As to the first use of flavourings, again something that happened before recorded history and probably before cooking on fire, it is tempting to think that a man of more than average intelligence at some time tried tasting plants, gradually eating more of the ones he liked until he made sure they were not poisonous. But it is more likely that the idea of flavouring arose less purposefully than that. After all, any dumb beast will select by instinct the plants it likes and which are good for it. This we say is by instinct but it had nevertheless to be learned. When man first learned to cook he must have already been eating herbs. Even carnivorous animals sometimes eat herbs: a dog eats grass.

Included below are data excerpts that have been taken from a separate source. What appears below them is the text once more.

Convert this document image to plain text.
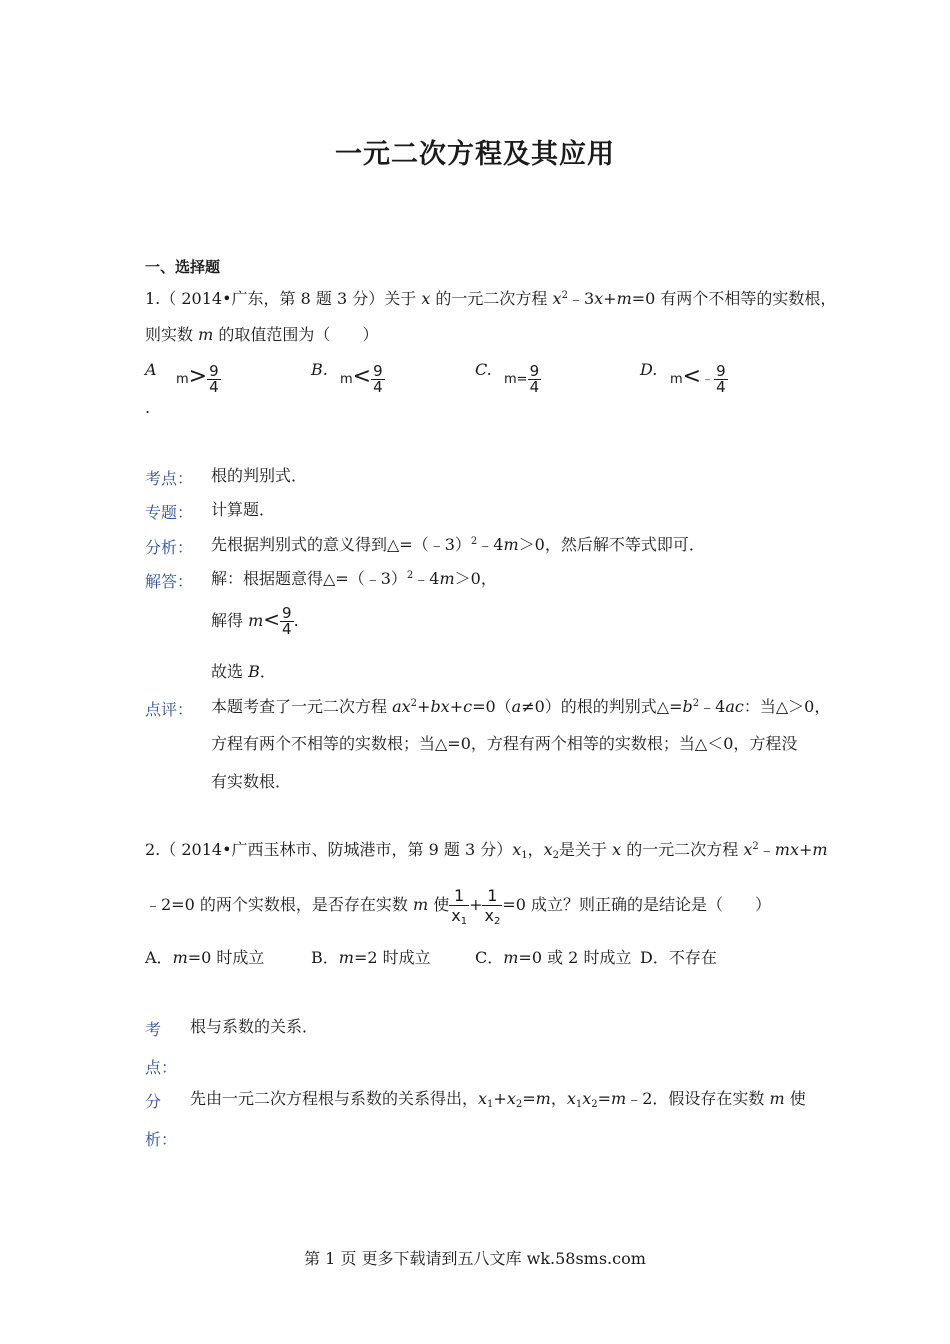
一元二次方程及其应用
一、选择题
1.（ 2014•广东，第 8 题 3 分）关于 x 的一元二次方程 $x^2﹣3x+m=0$ 有两个不相等的实数根，
则实数 m 的取值范围为（　　）
A
.
$m> \frac{9}{4}$	B.
$m< \frac{9}{4}$	C.
$m= \frac{9}{4}$	D.
m<﹣ $\frac{9}{4}$
考点： 根的判别式．
专题： 计算题．
分析： 先根据判别式的意义得到△=（﹣3）$^2$﹣4m＞0，然后解不等式即可．
解答： 解：根据题意得△=（﹣3）$^2$﹣4m＞0，
解得 $m< \frac{9}{4}$ .
故选 B．
点评： 本题考查了一元二次方程 $ax^2+bx+c=0(a\ne 0)$的根的判别式$\triangle=b^2﹣4ac$：当△＞0，
方程有两个不相等的实数根；当△=0，方程有两个相等的实数根；当△＜0，方程没
有实数根．
2.（ 2014•广西玉林市、防城港市，第 9 题 3 分）$x_1$，$x_2$是关于 x 的一元二次方程 $x^2﹣mx+m$
﹣2=0 的两个实数根，是否存在实数 m 使 $\frac{1}{x_1} + \frac{1}{x_2} =0$ 成立？则正确的是结论是（　　）
A．m=0 时成立	B．m=2 时成立	C．m=0 或 2 时成立 D．不存在
考
点：
根与系数的关系．
分
析：
先由一元二次方程根与系数的关系得出，$x_1+x_2=m$，$x_1x_2=m﹣2$．假设存在实数 m 使
第 1 页 更多下载请到五八文库 wk.58sms.com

We accept evolution, we can hardly not, but the implications are rarely thought out in concrete terms. Considered personally, for instance, it means that you can boast an unbroken chain of successful ancestors right back to primeval blobs. You would stamp on them today. It means that out of the millions of baby fishes which failed to make the grade because they were snapped up by something bigger or stranded in a pool, your ancestors were always, in every generation, the lucky and successful ones who got away and survived at least long enough to produce your multi-great-grandparents. They were also the ones who avoided the poisonous plants. In all the millions not one missed the mating. And what a remarkable thought, that if one could travel back in time through a sufficient number of great-grandmothers each with the intimate physical relationship which exists between parent and child there would have been strange little creature grandparents, the like of which we have never seen, laying eggs and eating herbs and why not the herbs they liked the taste of?